In between the business of life I have managed to finish reading two major books from my lists as well as some lighter
fare for fun in the last couple of weeks. On July 30th, 2011, I finally finished reading The Tale of Genji by Lady Murasaki Shikibu. It took me two months to read all 1,135 pages as well as various online sources, papers, and a book of artwork entitled The Tale of Genji: legends and paintings, edited by Miyeko Murase as supplemental material to better understand all 1,135 pages of Genji. It was a long journey. Indeed it has rather overshadowed my summer. I have dragged that book along with me to almost all my regular haunts. Sometimes I do a double take when I realize my bag is unusually light and easy to hold. Now that I’m done, I have a lot of thoughts brewing which will erupt into a proper long post dedicated to my reading experience in time. Teaser for you: there will be dew drops.
Today I finished reading The Martian Chronicles by Ray Bradbury. It was sublime. I copied out more quotes from the book into my reading journal than I’ve done for any other book this summer. This is a book I will cherish and reference. I am even tempted to embroider some of those quotes, embroidery is not my favorite pastime but Bradbury’s turns of phrase are very worth remembering. I’ve been meaning to read this book for years, ever since I read “There Will Come Soft Rains,” in middle school English composition. Yet, I’m glad it took this long. I’m glad I read it this month, this summer, this year of my life rather than any previous one. I think books, like people, sometimes come into a life exactly when they are meant to do so to effect the greatest impact on that life. Being an optimist by nature, I will go as far as saying that this miracle of timing happens when the most good is meant to be done, can be done, for that particular person. I needed Bradbury’s words from this particular book at this particular time. This year has been a rough ride and it’s not over yet but I’m glad I have this book in my heart for ballast. I have more to say but that too will come after more time for pondering.
To recover from the experience of Genji I read a pile of Agatha Christie novels which I haven’t read in years. Like a sorbet after a heavy course my reading palate feels cleansed. These are pure fun for me. I delight in watching Christie’s narrative sleight of hand as she plays with train schedules, minutiae of meals, and human caricatures which she contrives to have heart all the same. I love how her books almost always have a touch of acerbic humor, English mannerisms, witty dialogue, and almost always a sweet romance. I love Poirot and Miss Marple. I love their staunch opposition to evil and wickedness as well as their human foibles, their distinct personalities. After reading about the excesses and stupidity of the super rich of ancient Japan, a dose of plain English traditions coupled with a solid whodunit was a welcome change. I read The Third Girl , The Seven Dials Mystery, and A Pocketful of Rye. They are all splendid and heartily recommended by me.

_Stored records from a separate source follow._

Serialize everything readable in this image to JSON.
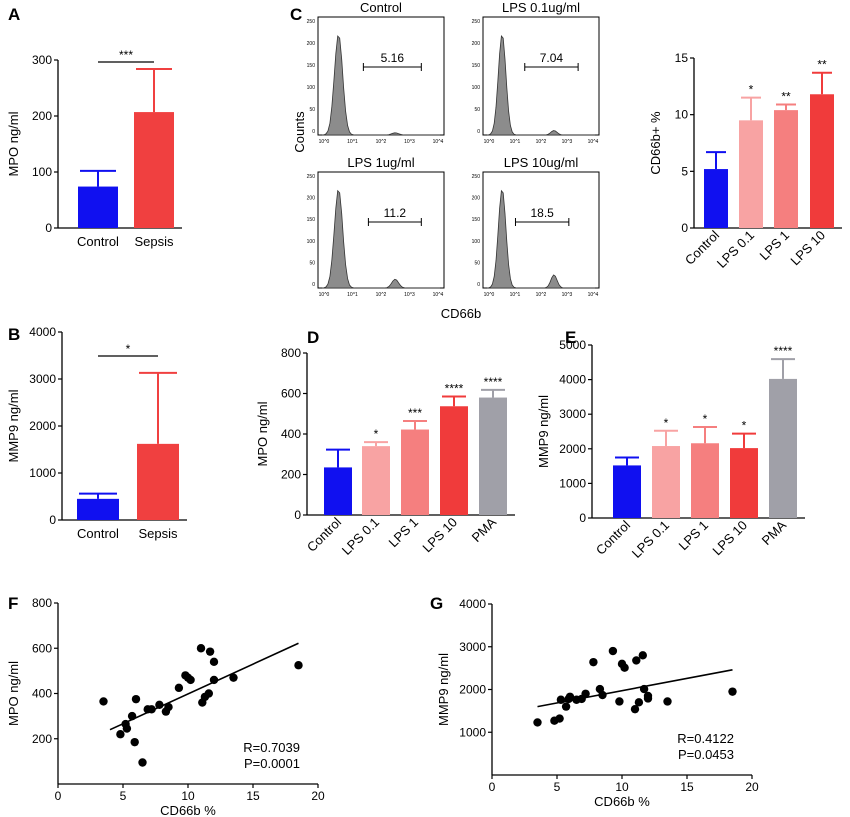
{
  "colors": {
    "control": "#1010f0",
    "lps01": "#f8a3a3",
    "lps1": "#f57f7f",
    "lps10": "#f03b3b",
    "pma": "#a0a0a8",
    "sepsis": "#f04040",
    "histogram_fill": "#8c8c8c"
  },
  "panels": {
    "A": "A",
    "B": "B",
    "C": "C",
    "D": "D",
    "E": "E",
    "F": "F",
    "G": "G"
  },
  "flow": {
    "y_label": "Counts",
    "x_label": "CD66b",
    "tick_labels": [
      "10^0",
      "10^1",
      "10^2",
      "10^3",
      "10^4"
    ],
    "y_tick_labels": [
      "250",
      "200",
      "150",
      "100",
      "50",
      "0"
    ],
    "plots": [
      {
        "title": "Control",
        "gate_value": "5.16"
      },
      {
        "title": "LPS 0.1ug/ml",
        "gate_value": "7.04"
      },
      {
        "title": "LPS 1ug/ml",
        "gate_value": "11.2"
      },
      {
        "title": "LPS 10ug/ml",
        "gate_value": "18.5"
      }
    ]
  },
  "chart_data": [
    {
      "id": "A",
      "type": "bar",
      "categories": [
        "Control",
        "Sepsis"
      ],
      "values": [
        74,
        207
      ],
      "errors": [
        28,
        77
      ],
      "ylabel": "MPO ng/ml",
      "ylim": [
        0,
        300
      ],
      "yticks": [
        0,
        100,
        200,
        300
      ],
      "significance": [
        {
          "between": [
            0,
            1
          ],
          "label": "***"
        }
      ]
    },
    {
      "id": "B",
      "type": "bar",
      "categories": [
        "Control",
        "Sepsis"
      ],
      "values": [
        450,
        1620
      ],
      "errors": [
        110,
        1510
      ],
      "ylabel": "MMP9 ng/ml",
      "ylim": [
        0,
        4000
      ],
      "yticks": [
        0,
        1000,
        2000,
        3000,
        4000
      ],
      "significance": [
        {
          "between": [
            0,
            1
          ],
          "label": "*"
        }
      ]
    },
    {
      "id": "C",
      "type": "bar",
      "categories": [
        "Control",
        "LPS 0.1",
        "LPS 1",
        "LPS 10"
      ],
      "values": [
        5.2,
        9.5,
        10.4,
        11.8
      ],
      "errors": [
        1.5,
        2.0,
        0.5,
        1.9
      ],
      "stars": [
        "",
        "*",
        "**",
        "**"
      ],
      "ylabel": "CD66b+ %",
      "ylim": [
        0,
        15
      ],
      "yticks": [
        0,
        5,
        10,
        15
      ]
    },
    {
      "id": "D",
      "type": "bar",
      "categories": [
        "Control",
        "LPS 0.1",
        "LPS 1",
        "LPS 10",
        "PMA"
      ],
      "values": [
        235,
        340,
        422,
        537,
        580
      ],
      "errors": [
        88,
        20,
        42,
        48,
        38
      ],
      "stars": [
        "",
        "*",
        "***",
        "****",
        "****"
      ],
      "ylabel": "MPO ng/ml",
      "ylim": [
        0,
        800
      ],
      "yticks": [
        0,
        200,
        400,
        600,
        800
      ]
    },
    {
      "id": "E",
      "type": "bar",
      "categories": [
        "Control",
        "LPS 0.1",
        "LPS 1",
        "LPS 10",
        "PMA"
      ],
      "values": [
        1520,
        2080,
        2160,
        2020,
        4020
      ],
      "errors": [
        230,
        440,
        470,
        420,
        570
      ],
      "stars": [
        "",
        "*",
        "*",
        "*",
        "****"
      ],
      "ylabel": "MMP9 ng/ml",
      "ylim": [
        0,
        5000
      ],
      "yticks": [
        0,
        1000,
        2000,
        3000,
        4000,
        5000
      ]
    },
    {
      "id": "F",
      "type": "scatter",
      "x": [
        3.5,
        4.8,
        5.2,
        5.3,
        5.7,
        5.9,
        6.0,
        6.5,
        6.9,
        7.2,
        7.8,
        8.3,
        8.5,
        9.3,
        9.8,
        10.0,
        10.2,
        11.0,
        11.1,
        11.3,
        11.6,
        11.7,
        12.0,
        12.0,
        13.5,
        18.5
      ],
      "y": [
        365,
        220,
        265,
        245,
        300,
        185,
        375,
        95,
        330,
        330,
        350,
        320,
        340,
        425,
        480,
        470,
        460,
        600,
        360,
        385,
        400,
        585,
        540,
        460,
        470,
        525
      ],
      "fit": {
        "x": [
          4.0,
          18.5
        ],
        "y": [
          240,
          622
        ]
      },
      "annotations": [
        "R=0.7039",
        "P=0.0001"
      ],
      "xlabel": "CD66b %",
      "ylabel": "MPO ng/ml",
      "xlim": [
        0,
        20
      ],
      "ylim": [
        0,
        800
      ],
      "xticks": [
        0,
        5,
        10,
        15,
        20
      ],
      "yticks": [
        200,
        400,
        600,
        800
      ]
    },
    {
      "id": "G",
      "type": "scatter",
      "x": [
        3.5,
        4.8,
        5.2,
        5.3,
        5.7,
        5.9,
        6.0,
        6.5,
        6.9,
        7.2,
        7.8,
        8.3,
        8.5,
        9.3,
        9.8,
        10.0,
        10.2,
        11.0,
        11.1,
        11.3,
        11.6,
        11.7,
        12.0,
        12.0,
        13.5,
        18.5
      ],
      "y": [
        1230,
        1270,
        1320,
        1760,
        1600,
        1780,
        1830,
        1760,
        1780,
        1900,
        2640,
        2010,
        1870,
        2900,
        1720,
        2600,
        2510,
        1540,
        2680,
        1700,
        2800,
        2010,
        1850,
        1790,
        1720,
        1950
      ],
      "fit": {
        "x": [
          3.5,
          18.5
        ],
        "y": [
          1600,
          2460
        ]
      },
      "annotations": [
        "R=0.4122",
        "P=0.0453"
      ],
      "xlabel": "CD66b %",
      "ylabel": "MMP9 ng/ml",
      "xlim": [
        0,
        20
      ],
      "ylim": [
        0,
        4000
      ],
      "xticks": [
        0,
        5,
        10,
        15,
        20
      ],
      "yticks": [
        1000,
        2000,
        3000,
        4000
      ]
    }
  ]
}
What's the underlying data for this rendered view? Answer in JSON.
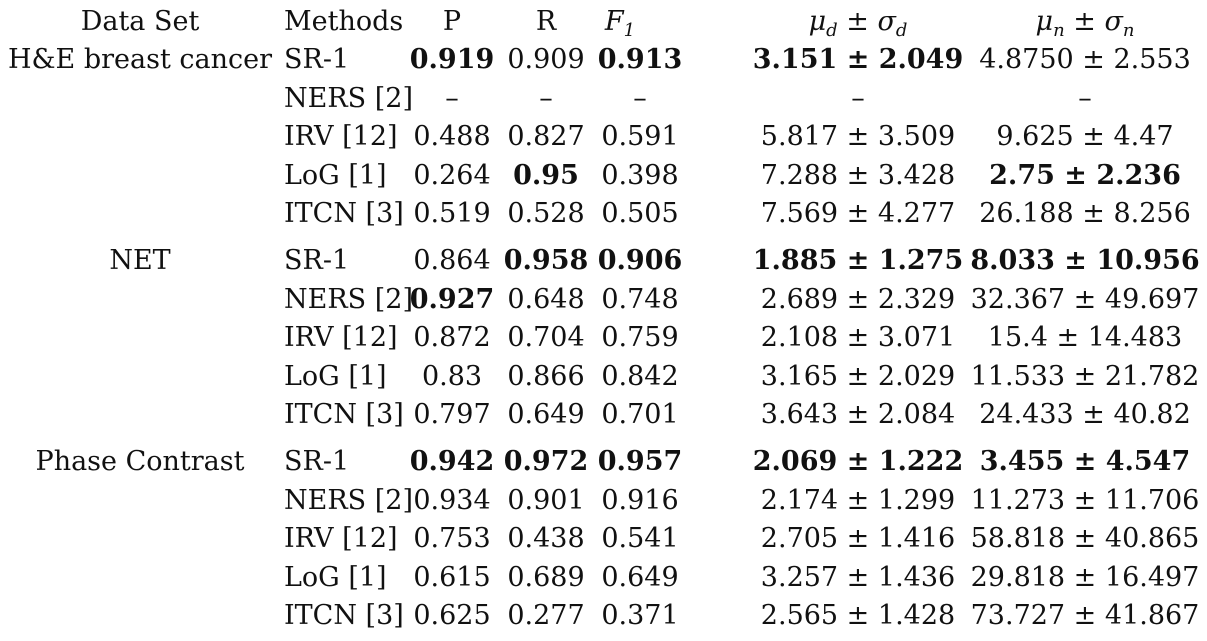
{
  "header": {
    "dataset": "Data Set",
    "methods": "Methods",
    "p": "P",
    "r": "R",
    "f1_main": "F",
    "f1_sub": "1",
    "mu_d": "μ",
    "mu_d_sub": "d",
    "pm": "±",
    "sigma_d": "σ",
    "sigma_d_sub": "d",
    "mu_n": "μ",
    "mu_n_sub": "n",
    "sigma_n": "σ",
    "sigma_n_sub": "n"
  },
  "groups": [
    {
      "dataset": "H&E breast cancer",
      "rows": [
        {
          "method": "SR-1",
          "p": "0.919",
          "r": "0.909",
          "f1": "0.913",
          "d": "3.151 ± 2.049",
          "n": "4.8750 ± 2.553",
          "bold": {
            "p": true,
            "r": false,
            "f1": true,
            "d": true,
            "n": false
          }
        },
        {
          "method": "NERS [2]",
          "p": "–",
          "r": "–",
          "f1": "–",
          "d": "–",
          "n": "–",
          "bold": {}
        },
        {
          "method": "IRV [12]",
          "p": "0.488",
          "r": "0.827",
          "f1": "0.591",
          "d": "5.817 ± 3.509",
          "n": "9.625 ± 4.47",
          "bold": {}
        },
        {
          "method": "LoG [1]",
          "p": "0.264",
          "r": "0.95",
          "f1": "0.398",
          "d": "7.288 ± 3.428",
          "n": "2.75 ± 2.236",
          "bold": {
            "r": true,
            "n": true
          }
        },
        {
          "method": "ITCN [3]",
          "p": "0.519",
          "r": "0.528",
          "f1": "0.505",
          "d": "7.569 ± 4.277",
          "n": "26.188 ± 8.256",
          "bold": {}
        }
      ]
    },
    {
      "dataset": "NET",
      "rows": [
        {
          "method": "SR-1",
          "p": "0.864",
          "r": "0.958",
          "f1": "0.906",
          "d": "1.885 ± 1.275",
          "n": "8.033 ± 10.956",
          "bold": {
            "r": true,
            "f1": true,
            "d": true,
            "n": true
          }
        },
        {
          "method": "NERS [2]",
          "p": "0.927",
          "r": "0.648",
          "f1": "0.748",
          "d": "2.689 ± 2.329",
          "n": "32.367 ± 49.697",
          "bold": {
            "p": true
          }
        },
        {
          "method": "IRV [12]",
          "p": "0.872",
          "r": "0.704",
          "f1": "0.759",
          "d": "2.108 ± 3.071",
          "n": "15.4 ± 14.483",
          "bold": {}
        },
        {
          "method": "LoG [1]",
          "p": "0.83",
          "r": "0.866",
          "f1": "0.842",
          "d": "3.165 ± 2.029",
          "n": "11.533 ± 21.782",
          "bold": {}
        },
        {
          "method": "ITCN [3]",
          "p": "0.797",
          "r": "0.649",
          "f1": "0.701",
          "d": "3.643 ± 2.084",
          "n": "24.433 ± 40.82",
          "bold": {}
        }
      ]
    },
    {
      "dataset": "Phase Contrast",
      "rows": [
        {
          "method": "SR-1",
          "p": "0.942",
          "r": "0.972",
          "f1": "0.957",
          "d": "2.069 ± 1.222",
          "n": "3.455 ± 4.547",
          "bold": {
            "p": true,
            "r": true,
            "f1": true,
            "d": true,
            "n": true
          }
        },
        {
          "method": "NERS [2]",
          "p": "0.934",
          "r": "0.901",
          "f1": "0.916",
          "d": "2.174 ± 1.299",
          "n": "11.273 ± 11.706",
          "bold": {}
        },
        {
          "method": "IRV [12]",
          "p": "0.753",
          "r": "0.438",
          "f1": "0.541",
          "d": "2.705 ± 1.416",
          "n": "58.818 ± 40.865",
          "bold": {}
        },
        {
          "method": "LoG [1]",
          "p": "0.615",
          "r": "0.689",
          "f1": "0.649",
          "d": "3.257 ± 1.436",
          "n": "29.818 ± 16.497",
          "bold": {}
        },
        {
          "method": "ITCN [3]",
          "p": "0.625",
          "r": "0.277",
          "f1": "0.371",
          "d": "2.565 ± 1.428",
          "n": "73.727 ± 41.867",
          "bold": {}
        }
      ]
    }
  ]
}
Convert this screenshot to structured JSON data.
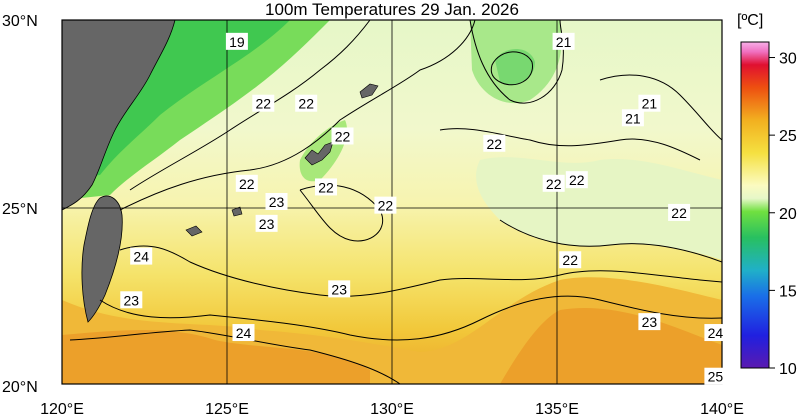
{
  "title": "100m Temperatures  29 Jan. 2026",
  "colorbar": {
    "unit": "[ºC]",
    "ticks": [
      "30",
      "25",
      "20",
      "15",
      "10"
    ],
    "range": [
      10,
      31
    ]
  },
  "axes": {
    "lat_labels": [
      "30°N",
      "25°N",
      "20°N"
    ],
    "lon_labels": [
      "120°E",
      "125°E",
      "130°E",
      "135°E",
      "140°E"
    ]
  },
  "contour_labels": [
    {
      "text": "19",
      "lon": 125.3,
      "lat": 29.4
    },
    {
      "text": "21",
      "lon": 135.2,
      "lat": 29.4
    },
    {
      "text": "22",
      "lon": 126.1,
      "lat": 27.7
    },
    {
      "text": "22",
      "lon": 127.4,
      "lat": 27.7
    },
    {
      "text": "22",
      "lon": 128.5,
      "lat": 26.8
    },
    {
      "text": "22",
      "lon": 133.1,
      "lat": 26.6
    },
    {
      "text": "21",
      "lon": 137.8,
      "lat": 27.7
    },
    {
      "text": "21",
      "lon": 137.3,
      "lat": 27.3
    },
    {
      "text": "22",
      "lon": 125.6,
      "lat": 25.5
    },
    {
      "text": "22",
      "lon": 128.0,
      "lat": 25.4
    },
    {
      "text": "22",
      "lon": 134.9,
      "lat": 25.5
    },
    {
      "text": "22",
      "lon": 135.6,
      "lat": 25.6
    },
    {
      "text": "23",
      "lon": 126.5,
      "lat": 25.0
    },
    {
      "text": "22",
      "lon": 129.8,
      "lat": 24.9
    },
    {
      "text": "23",
      "lon": 126.2,
      "lat": 24.4
    },
    {
      "text": "22",
      "lon": 138.7,
      "lat": 24.7
    },
    {
      "text": "24",
      "lon": 122.4,
      "lat": 23.5
    },
    {
      "text": "22",
      "lon": 135.4,
      "lat": 23.4
    },
    {
      "text": "23",
      "lon": 122.1,
      "lat": 22.3
    },
    {
      "text": "23",
      "lon": 128.4,
      "lat": 22.6
    },
    {
      "text": "24",
      "lon": 125.5,
      "lat": 21.4
    },
    {
      "text": "23",
      "lon": 137.8,
      "lat": 21.7
    },
    {
      "text": "24",
      "lon": 139.8,
      "lat": 21.4
    },
    {
      "text": "25",
      "lon": 139.8,
      "lat": 20.2
    }
  ]
}
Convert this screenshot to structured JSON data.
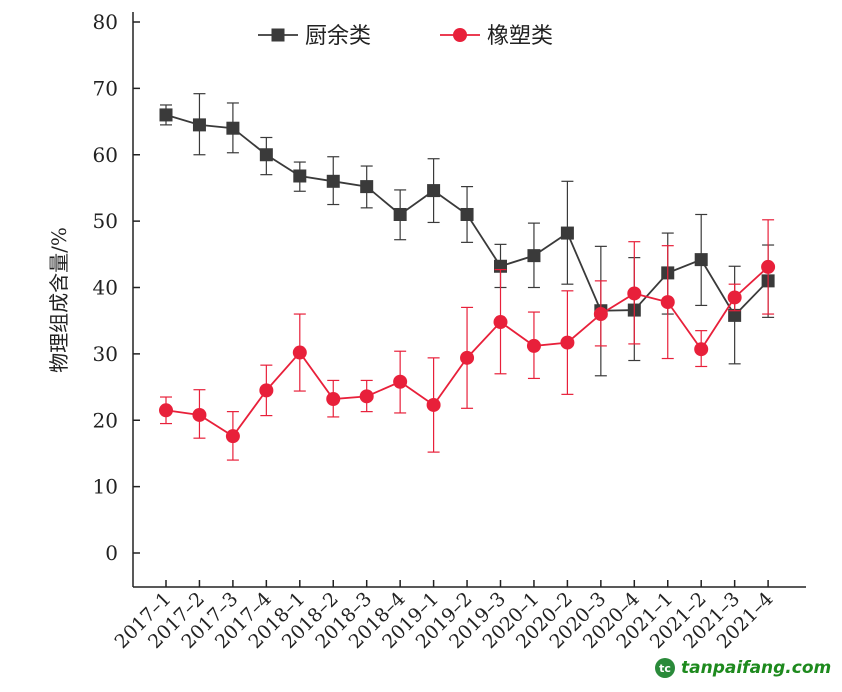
{
  "chart_data": {
    "type": "line",
    "title": "",
    "xlabel": "",
    "ylabel": "物理组成含量/%",
    "ylim": [
      0,
      80
    ],
    "yticks": [
      "0",
      "10",
      "20",
      "30",
      "40",
      "50",
      "60",
      "70",
      "80"
    ],
    "categories": [
      "2017–1",
      "2017–2",
      "2017–3",
      "2017–4",
      "2018–1",
      "2018–2",
      "2018–3",
      "2018–4",
      "2019–1",
      "2019–2",
      "2019–3",
      "2020–1",
      "2020–2",
      "2020–3",
      "2020–4",
      "2021–1",
      "2021–2",
      "2021–3",
      "2021–4"
    ],
    "legend_position": "top",
    "series": [
      {
        "name": "厨余类",
        "color": "#3a3a3a",
        "marker": "square",
        "values": [
          66,
          64.5,
          64,
          60,
          56.8,
          56,
          55.2,
          51,
          54.6,
          51,
          43.2,
          44.8,
          48.2,
          36.5,
          36.6,
          42.2,
          44.2,
          35.8,
          41
        ],
        "upper": [
          67.5,
          69.2,
          67.8,
          62.6,
          58.9,
          59.7,
          58.3,
          54.7,
          59.4,
          55.2,
          46.5,
          49.7,
          56,
          46.2,
          44.5,
          48.2,
          51,
          43.2,
          46.4
        ],
        "lower": [
          64.5,
          60,
          60.3,
          57,
          54.5,
          52.5,
          52,
          47.2,
          49.8,
          46.8,
          40,
          40,
          40.5,
          26.7,
          29,
          36,
          37.3,
          28.5,
          35.5
        ]
      },
      {
        "name": "橡塑类",
        "color": "#e8203a",
        "marker": "circle",
        "values": [
          21.5,
          20.8,
          17.6,
          24.5,
          30.2,
          23.2,
          23.6,
          25.8,
          22.3,
          29.4,
          34.8,
          31.2,
          31.7,
          36,
          39.1,
          37.8,
          30.7,
          38.5,
          43.1
        ],
        "upper": [
          23.5,
          24.6,
          21.3,
          28.3,
          36,
          26,
          26,
          30.4,
          29.4,
          37,
          42.7,
          36.3,
          39.5,
          41,
          46.9,
          46.3,
          33.5,
          40.5,
          50.2
        ],
        "lower": [
          19.5,
          17.3,
          14,
          20.7,
          24.4,
          20.5,
          21.3,
          21.1,
          15.2,
          21.8,
          27,
          26.3,
          23.9,
          31.2,
          31.5,
          29.3,
          28.1,
          36.5,
          36
        ]
      }
    ]
  },
  "watermark": {
    "logo": "tc",
    "text": "tanpaifang.com"
  }
}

Next up, I will embark on Gravity’s Rainbow and Briar Rose from my respective lists. I am still plugging away on Voyage of the Beagle which I am determined to finish before summer’s end. Some might say that summer is over when school starts but since I’m not confined to a big yellow school bus any longer I say that summer is over at September 1st and not a day before. I still have three weeks and four days worth of summer left and I mean to make the most of it. According to my calculations, I have read 3,348 pages worth of text this summer, not counting science papers and fun books like Agatha Christie. I am determined to see how many more I can yet cram into these warm breezy days and I encourage all my dear readers to do the same.